At this point, I might just try (ugh) writing my own function in C that avoids the allocation of W[rows,:], but is hopefully still faster than view(W,rows,:) * x to perform this matvec. Even though it won’t be as performant as BLAS, the number of rows that I’m dropping combined with the reduced memory allocation might be sufficient to beat the examples above.

stevengj · July 24, 2019, 6:02pm

C has no advantage over pure Julia code for this, so you can write your optimized submatrix multiply in Julia.

For example, here are some benchmarks and discussions of optimizing matrix-matrix multiplications from my course. Among other things, it compares a naive 3-loop implementation in Julia and C and shows that the speed is almost identical:

https://nbviewer.jupyter.org/github/mitmath/18335/blob/master/notes/Memory-and-Matrices.ipynb

dkarrasch · July 24, 2019, 6:35pm

I guess you should include this into your runtime measurement, if that’s going to be part of your code. Then I’m no longer sure if this option is advantageous anymore.

kernelmethod · July 24, 2019, 7:49pm

Heh, good point – for those of us recovering from Python, it’s easy to forget that iteration in Julia is roughly as fast as iteration in C.

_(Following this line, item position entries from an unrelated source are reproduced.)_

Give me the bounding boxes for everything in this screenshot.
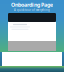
staticText: Onboarding Page (11, 1, 53, 8)
staticText: A quick tour of everything (14, 8, 50, 12)
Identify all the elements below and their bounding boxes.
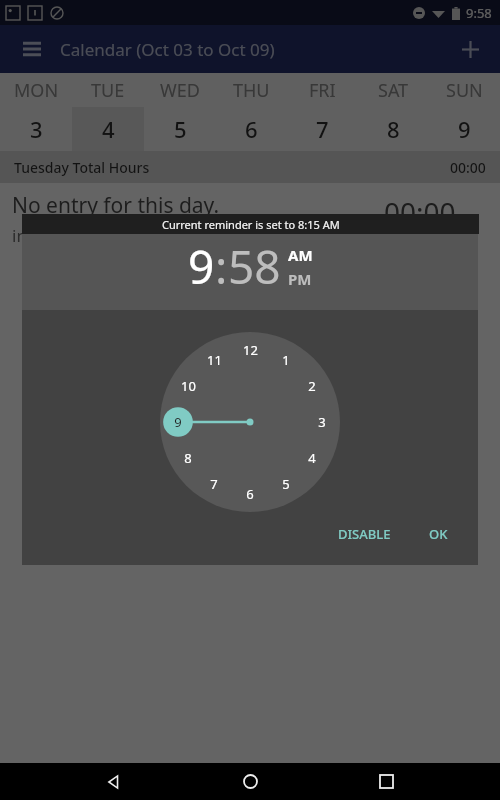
- staticText: 3: [30, 114, 43, 144]
- button[interactable]: 6: [237, 481, 263, 507]
- button[interactable]: 10: [175, 373, 201, 399]
- staticText: 6: [246, 485, 254, 503]
- staticText: MON: [14, 78, 59, 103]
- button[interactable]: 5: [273, 471, 299, 497]
- button[interactable]: DISABLE: [328, 517, 401, 551]
- button[interactable]: PM: [288, 269, 312, 289]
- staticText: 9: [174, 413, 182, 431]
- staticText: 12: [243, 341, 258, 359]
- staticText: 9: [458, 114, 471, 144]
- staticText: 4: [102, 114, 115, 144]
- button[interactable]: 8: [175, 445, 201, 471]
- staticText: 00:00: [384, 193, 456, 231]
- button[interactable]: OK: [419, 517, 458, 551]
- staticText: 6: [245, 114, 258, 144]
- staticText: :: [215, 235, 228, 298]
- button[interactable]: 11: [201, 347, 227, 373]
- button[interactable]: 3: [309, 409, 335, 435]
- button[interactable]: SAT: [358, 73, 429, 151]
- staticText: 00:00: [450, 158, 486, 177]
- staticText: OK: [429, 525, 448, 543]
- staticText: 9:58: [466, 4, 492, 22]
- button[interactable]: 4: [299, 445, 325, 471]
- button[interactable]: Add entry: [450, 29, 490, 69]
- staticText: 8: [387, 114, 400, 144]
- button[interactable]: Back: [92, 763, 136, 800]
- button[interactable]: 9: [165, 409, 191, 435]
- staticText: 4: [308, 449, 316, 467]
- button[interactable]: 1: [273, 347, 299, 373]
- staticText: No entry for this day.: [12, 191, 220, 220]
- button[interactable]: Home: [228, 763, 272, 800]
- button[interactable]: 7: [201, 471, 227, 497]
- button[interactable]: AM: [288, 245, 313, 265]
- staticText: in: [12, 224, 27, 247]
- staticText: THU: [233, 78, 270, 103]
- staticText: TUE: [91, 78, 125, 103]
- staticText: 7: [210, 475, 218, 493]
- button[interactable]: Recent apps: [364, 763, 408, 800]
- button[interactable]: No entry for this day.: [0, 183, 500, 263]
- staticText: 3: [318, 413, 326, 431]
- staticText: 11: [207, 351, 222, 369]
- button[interactable]: Open navigation menu: [12, 29, 52, 69]
- staticText: FRI: [309, 78, 336, 103]
- staticText: WED: [160, 78, 200, 103]
- staticText: SAT: [378, 78, 409, 103]
- staticText: 7: [316, 114, 329, 144]
- staticText: 8: [184, 449, 192, 467]
- staticText: 10: [181, 377, 196, 395]
- staticText: 1: [282, 351, 290, 369]
- button[interactable]: SUN: [429, 73, 500, 151]
- staticText: Current reminder is set to 8:15 AM: [162, 217, 340, 232]
- button[interactable]: FRI: [287, 73, 358, 151]
- staticText: Calendar (Oct 03 to Oct 09): [60, 38, 275, 61]
- staticText: SUN: [446, 78, 483, 103]
- button[interactable]: 58: [228, 235, 281, 298]
- button[interactable]: 2: [299, 373, 325, 399]
- button[interactable]: THU: [216, 73, 287, 151]
- button[interactable]: 9: [188, 235, 215, 298]
- staticText: 2: [308, 377, 316, 395]
- staticText: DISABLE: [338, 525, 391, 543]
- button[interactable]: 12: [237, 337, 263, 363]
- staticText: Tuesday Total Hours: [14, 158, 150, 177]
- staticText: 5: [282, 475, 290, 493]
- button[interactable]: MON: [0, 73, 72, 151]
- button[interactable]: TUE: [72, 73, 144, 151]
- button[interactable]: WED: [144, 73, 216, 151]
- staticText: 5: [174, 114, 187, 144]
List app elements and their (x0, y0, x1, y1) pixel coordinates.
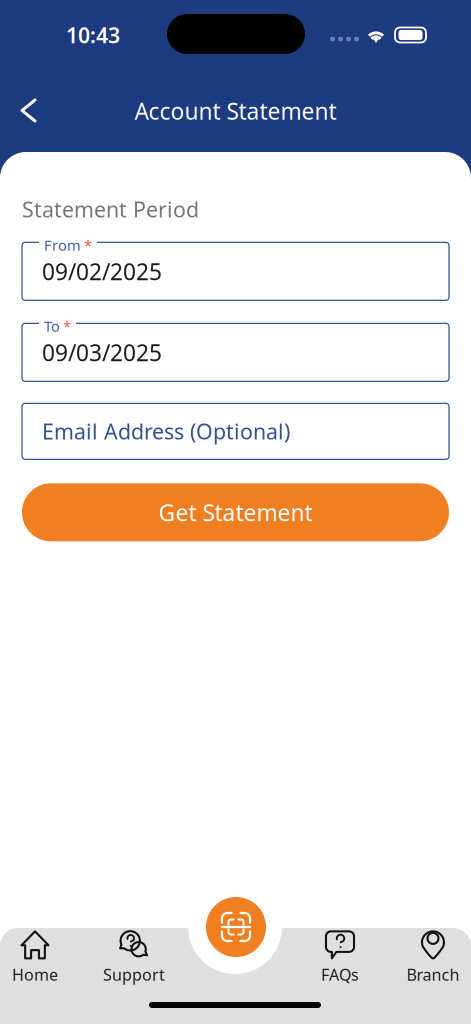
button[interactable]: Branch (390, 933, 471, 983)
staticText: * (84, 235, 92, 255)
staticText: Email Address (Optional) (42, 417, 290, 446)
button[interactable]: Get Statement (22, 483, 449, 541)
button[interactable]: Scan (206, 897, 266, 957)
staticText: To (44, 316, 60, 336)
staticText: Statement Period (22, 195, 199, 223)
button[interactable]: FAQs (297, 933, 383, 983)
staticText: 09/02/2025 (42, 256, 162, 286)
staticText: 10:43 (66, 21, 120, 49)
button[interactable]: Home (0, 933, 78, 983)
button[interactable]: Support (91, 933, 177, 983)
staticText: Account Statement (134, 96, 336, 126)
staticText: FAQs (321, 964, 359, 985)
staticText: Branch (406, 964, 460, 985)
staticText: 09/03/2025 (42, 337, 162, 367)
staticText: * (63, 316, 71, 336)
staticText: Get Statement (158, 497, 312, 527)
staticText: Home (12, 964, 58, 985)
button[interactable]: Back (4, 85, 53, 136)
staticText: Support (103, 964, 165, 985)
staticText: From (44, 235, 81, 255)
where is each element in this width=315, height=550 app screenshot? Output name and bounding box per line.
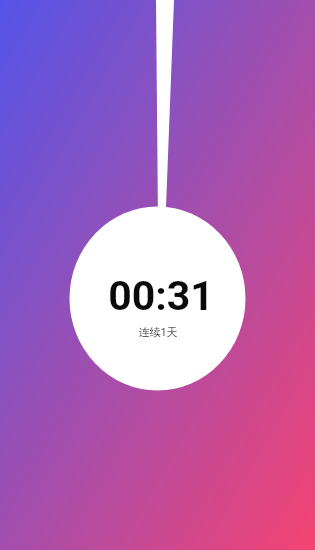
staticText: 连续1天 [138, 325, 178, 339]
button[interactable]: Timer 00:31 [70, 184, 246, 368]
staticText: 00:31 [108, 272, 214, 320]
button[interactable]: Timer 00:31 [0, 0, 315, 550]
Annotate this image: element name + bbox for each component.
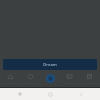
button[interactable]: Recents — [9, 88, 31, 100]
staticText: Dream — [43, 62, 57, 68]
button[interactable]: Sleep Notes — [21, 73, 40, 84]
button[interactable]: Sleep Quality — [1, 73, 20, 84]
button[interactable]: Dream — [3, 59, 97, 70]
button[interactable]: Appointments — [80, 73, 99, 84]
button[interactable]: Home — [39, 88, 61, 100]
button[interactable]: Dream — [41, 73, 60, 84]
button[interactable]: Discussion — [60, 73, 79, 84]
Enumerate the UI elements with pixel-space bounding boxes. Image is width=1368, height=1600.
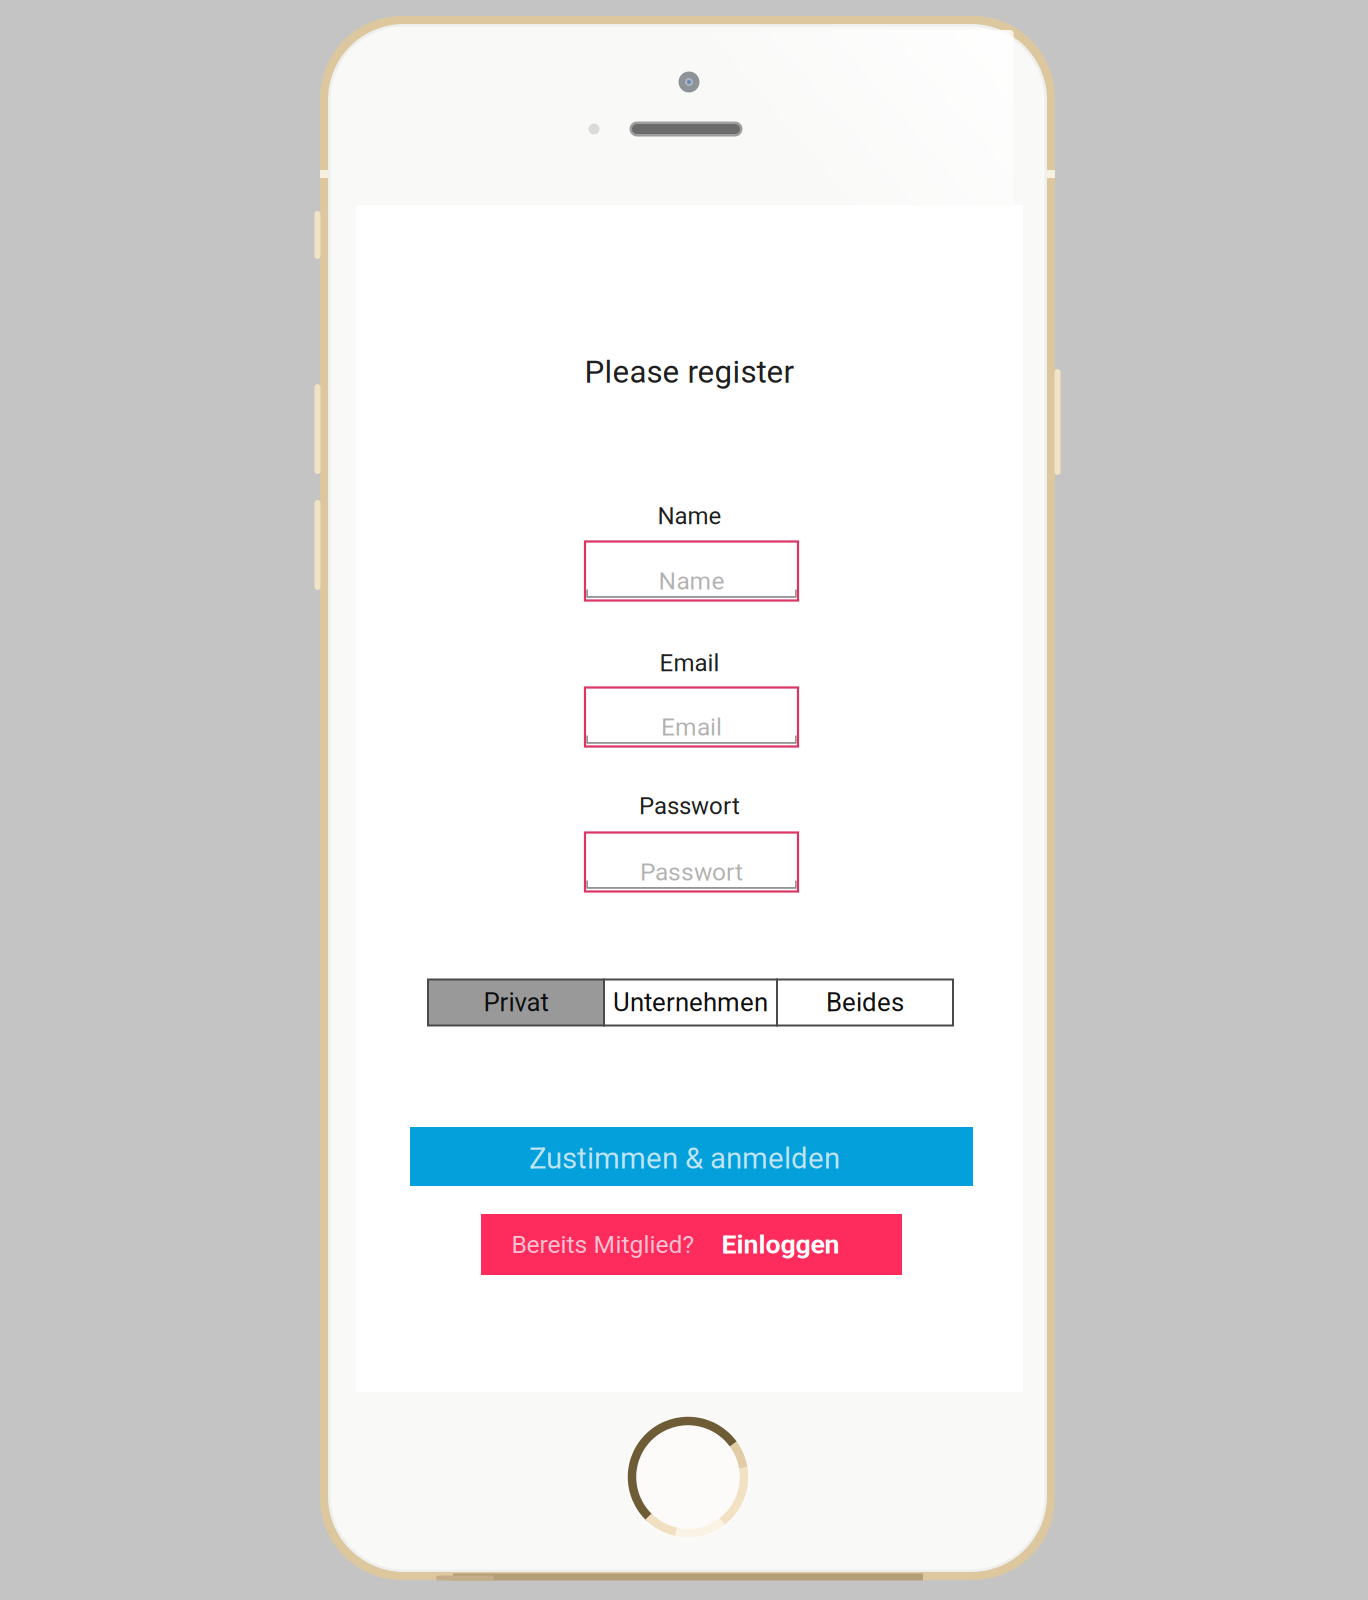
staticText: Email bbox=[661, 713, 722, 741]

Considering that, this version seems to work quite a bit better:

using BenchmarkTools

# Compute W*x on a subset of the rows of W
function partial_matvec(W::AbstractMatrix{T}, x, rows) where {T}
	output = zeros(T, length(x))
	for jj = 1:length(x)
		for ii in rows
			@inbounds output[ii] += W[ii,jj] * x[jj]
		end
	end
	return output
end

W = randn(256, 256);

# Check that partial_matvec works correctly
x = randn(256)
rows = findall(randn(256) .≥ 0)
@assert all((W*x)[rows] .≈ partial_matvec(W, x, rows)[rows])

setup=:(x=randn(256); rows=findall(randn(256) .≥ 0))
display(@benchmark W*x setup=$(setup))
println()
display(@benchmark partial_matvec(W,x,rows) setup=$(setup))
println()

Output:

BenchmarkTools.Trial: 
  memory estimate:  3.02 KiB
  allocs estimate:  3
  --------------
  minimum time:     8.164 μs (0.00% GC)
  median time:      10.406 μs (0.00% GC)
  mean time:        13.987 μs (7.65% GC)
  maximum time:     10.760 ms (99.48% GC)
  --------------
  samples:          10000
  evals/sample:     1

BenchmarkTools.Trial: 
  memory estimate:  2.13 KiB
  allocs estimate:  1
  --------------
  minimum time:     27.727 μs (0.00% GC)
  median time:      35.975 μs (0.00% GC)
  mean time:        43.615 μs (0.00% GC)
  maximum time:     153.929 μs (0.00% GC)
  --------------
  samples:          10000
  evals/sample:     1

Still slower than W*x, but it’s an improvement – I’ll have to do some research into optimizing these handwritten matrix multiplication routines. The notebook you linked looks like a good place to start, so thank you for providing that.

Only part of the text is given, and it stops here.